Study confirms ancient cave art in southern Spain was created by Neanderthals

Neanderthals, long perceived to have been unsophisticated and brutish, really did paint stalagmites in a Spanish cave more than 60,000 years ago, according to a study published on Monday.

Study confirms ancient cave art in southern Spain was created by Neanderthals
Photo: Joao Zilhao/ICREA/AFP

The issue had roiled the paleoarchaeology community ever since the publication of a 2018 paper attributing red ocher pigment found on the stalagmitic dome of Cueva de Ardales (Malaga province) to our extinct “cousin” species.

The dating suggested the art was at least 64,800 years old, made at a time when modern humans did not inhabit the continent.

But the finding was contentious, and “a scientific article said that perhaps these pigments were a natural thing,” a result of iron oxide flow, Francesco d’Errico, co-author of a new paper in the journal PNAS told AFP.

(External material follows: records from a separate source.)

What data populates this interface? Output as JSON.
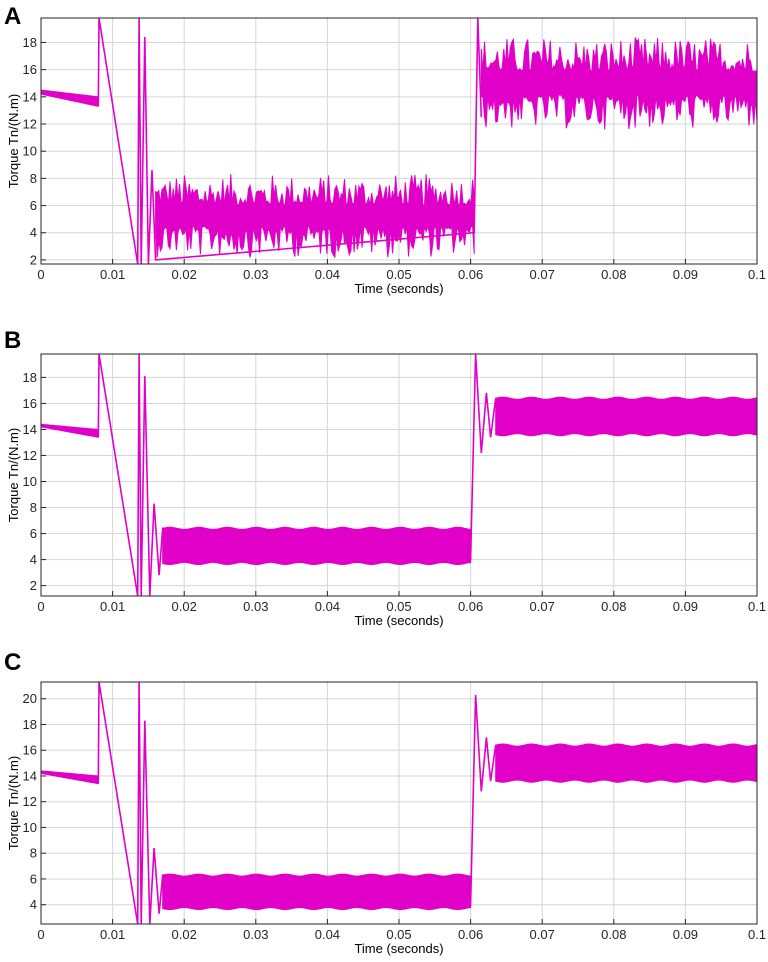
{
  "colors": {
    "series": "#e000c8",
    "grid": "#d6d6d6",
    "axis": "#262626"
  },
  "chart_data": [
    {
      "panel_label": "A",
      "type": "line",
      "xlabel": "Time (seconds)",
      "ylabel": "Torque Tn/(N.m)",
      "xlim": [
        0,
        0.1
      ],
      "ylim": [
        1.7,
        19.8
      ],
      "xticks": [
        "0",
        "0.01",
        "0.02",
        "0.03",
        "0.04",
        "0.05",
        "0.06",
        "0.07",
        "0.08",
        "0.09",
        "0.1"
      ],
      "yticks": [
        "2",
        "4",
        "6",
        "8",
        "10",
        "12",
        "14",
        "16",
        "18"
      ],
      "grid": true,
      "series": [
        {
          "segments": [
            {
              "x": [
                0,
                0.008
              ],
              "upper": [
                14.5,
                14.0
              ],
              "lower": [
                14.2,
                13.3
              ]
            },
            {
              "x": [
                0.016,
                0.0605
              ],
              "upper": [
                7.5,
                7.5
              ],
              "lower": [
                3.0,
                3.0
              ]
            },
            {
              "x": [
                0.0615,
                0.1
              ],
              "upper": [
                17.5,
                17.5
              ],
              "lower": [
                12.5,
                12.5
              ]
            }
          ],
          "spikes": [
            [
              0.008,
              13.3
            ],
            [
              0.0081,
              19.8
            ],
            [
              0.0135,
              1.7
            ],
            [
              0.0137,
              19.8
            ],
            [
              0.014,
              1.7
            ],
            [
              0.0145,
              18.4
            ],
            [
              0.015,
              1.7
            ],
            [
              0.0155,
              8.6
            ],
            [
              0.016,
              2.0
            ],
            [
              0.0605,
              4.0
            ],
            [
              0.061,
              19.8
            ],
            [
              0.0615,
              12.5
            ]
          ],
          "noise": "high"
        }
      ]
    },
    {
      "panel_label": "B",
      "type": "line",
      "xlabel": "Time (seconds)",
      "ylabel": "Torque Tn/(N.m)",
      "xlim": [
        0,
        0.1
      ],
      "ylim": [
        1.2,
        19.8
      ],
      "xticks": [
        "0",
        "0.01",
        "0.02",
        "0.03",
        "0.04",
        "0.05",
        "0.06",
        "0.07",
        "0.08",
        "0.09",
        "0.1"
      ],
      "yticks": [
        "2",
        "4",
        "6",
        "8",
        "10",
        "12",
        "14",
        "16",
        "18"
      ],
      "grid": true,
      "series": [
        {
          "segments": [
            {
              "x": [
                0,
                0.008
              ],
              "upper": [
                14.4,
                14.0
              ],
              "lower": [
                14.2,
                13.4
              ]
            },
            {
              "x": [
                0.017,
                0.06
              ],
              "upper": [
                6.4,
                6.4
              ],
              "lower": [
                3.7,
                3.7
              ]
            },
            {
              "x": [
                0.0635,
                0.1
              ],
              "upper": [
                16.4,
                16.4
              ],
              "lower": [
                13.6,
                13.6
              ]
            }
          ],
          "spikes": [
            [
              0.008,
              13.4
            ],
            [
              0.0081,
              19.8
            ],
            [
              0.0135,
              1.2
            ],
            [
              0.0137,
              19.8
            ],
            [
              0.014,
              1.2
            ],
            [
              0.0145,
              18.1
            ],
            [
              0.0152,
              1.2
            ],
            [
              0.0158,
              8.3
            ],
            [
              0.0165,
              2.8
            ],
            [
              0.017,
              6.4
            ],
            [
              0.06,
              4.0
            ],
            [
              0.0607,
              19.8
            ],
            [
              0.0615,
              12.2
            ],
            [
              0.0622,
              16.8
            ],
            [
              0.0628,
              13.4
            ],
            [
              0.0635,
              16.4
            ]
          ],
          "noise": "low"
        }
      ]
    },
    {
      "panel_label": "C",
      "type": "line",
      "xlabel": "Time (seconds)",
      "ylabel": "Torque Tn/(N.m)",
      "xlim": [
        0,
        0.1
      ],
      "ylim": [
        2.5,
        21.3
      ],
      "xticks": [
        "0",
        "0.01",
        "0.02",
        "0.03",
        "0.04",
        "0.05",
        "0.06",
        "0.07",
        "0.08",
        "0.09",
        "0.1"
      ],
      "yticks": [
        "4",
        "6",
        "8",
        "10",
        "12",
        "14",
        "16",
        "18",
        "20"
      ],
      "grid": true,
      "series": [
        {
          "segments": [
            {
              "x": [
                0,
                0.008
              ],
              "upper": [
                14.4,
                14.0
              ],
              "lower": [
                14.2,
                13.4
              ]
            },
            {
              "x": [
                0.017,
                0.06
              ],
              "upper": [
                6.3,
                6.3
              ],
              "lower": [
                3.7,
                3.7
              ]
            },
            {
              "x": [
                0.0635,
                0.1
              ],
              "upper": [
                16.4,
                16.4
              ],
              "lower": [
                13.6,
                13.6
              ]
            }
          ],
          "spikes": [
            [
              0.008,
              13.4
            ],
            [
              0.0081,
              21.3
            ],
            [
              0.0135,
              2.5
            ],
            [
              0.0137,
              21.3
            ],
            [
              0.014,
              2.5
            ],
            [
              0.0145,
              18.3
            ],
            [
              0.0152,
              2.5
            ],
            [
              0.0158,
              8.4
            ],
            [
              0.0165,
              3.3
            ],
            [
              0.017,
              6.3
            ],
            [
              0.06,
              4.0
            ],
            [
              0.0607,
              20.3
            ],
            [
              0.0615,
              12.8
            ],
            [
              0.0622,
              17.0
            ],
            [
              0.0628,
              13.6
            ],
            [
              0.0635,
              16.4
            ]
          ],
          "noise": "low"
        }
      ]
    }
  ]
}
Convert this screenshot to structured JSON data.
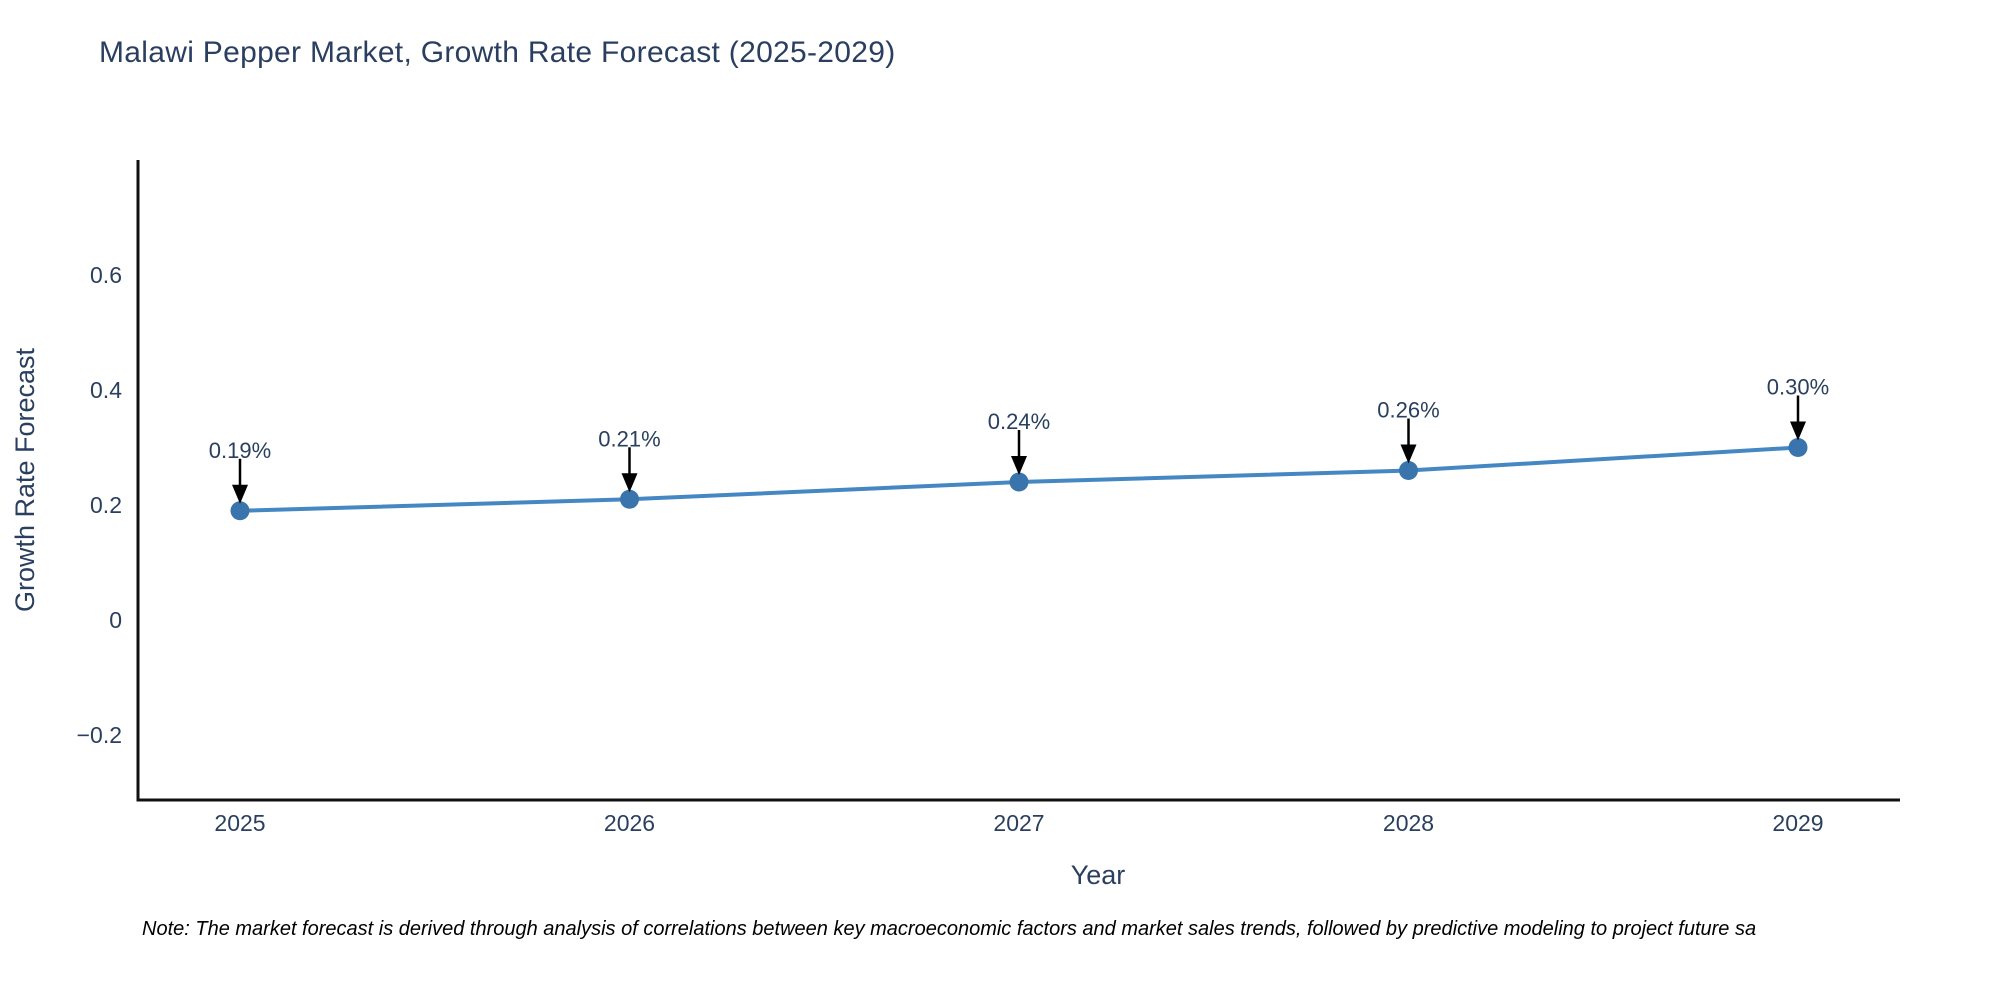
{
  "chart_data": {
    "type": "line",
    "title": "Malawi Pepper Market, Growth Rate Forecast (2025-2029)",
    "x": [
      2025,
      2026,
      2027,
      2028,
      2029
    ],
    "y": [
      0.19,
      0.21,
      0.24,
      0.26,
      0.3
    ],
    "point_labels": [
      "0.19%",
      "0.21%",
      "0.24%",
      "0.26%",
      "0.30%"
    ],
    "xlabel": "Year",
    "ylabel": "Growth Rate Forecast",
    "yticks": [
      -0.2,
      0,
      0.2,
      0.4,
      0.6
    ],
    "ylim": [
      -0.313,
      0.8
    ],
    "grid": false,
    "legend": "none",
    "colors": {
      "line": "#4587c3",
      "marker": "#3a74ad",
      "axis": "#111111",
      "text": "#2a3f5f",
      "annotation_arrow": "#000000",
      "background": "#ffffff"
    }
  },
  "note": {
    "text": "Note: The market forecast is derived through analysis of correlations between key macroeconomic factors and market sales trends, followed by predictive modeling to project future sa"
  }
}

A new analysis revealed the composition and placement of the pigments were not consistent with natural processes — instead, the pigments were applied through splattering and blowing.

(Photo by JORGE GUERRERO / AFP)

What’s more, their texture did not match natural samples taken from the caves, suggesting the pigments came from an external source.

More detailed dating showed that the pigments were applied at different points in time, separated by more than ten thousand years.This “supports the hypothesis that the Neanderthals came on several occasions, over several thousand years, to mark the cave with pigments,” said d’Errico, of the University of Bordeaux.

It is difficult to compare the Neanderthal “art” to wall paintings made by prehistoric modern humans, such as those found in the Chauvet-Pont d’Arc cave of France, more 30,000 years old.

But the new finding adds to increasing evidence that Neanderthals, whose lineage went extinct around 40,000 years ago, were not the boorish relatives of Homo sapiens they were long portrayed to be.

The cave-paintings found in three caves in Spain, one of them in Ardales, are throught to have been created between 43,000 and 65,000 years ago, 20,000 years before modern humans arrived in Europe. (Photo by JORGE GUERRERO / AFP)

The team wrote that the pigments are not “art” in the narrow sense of the word “but rather the result of graphic behaviors intent on perpetuating the symbolic significance of a space.”

The cave formations “played a fundamental role in the symbolic systems of some Neanderthal communities,” though what those symbols meant remains a mystery for now.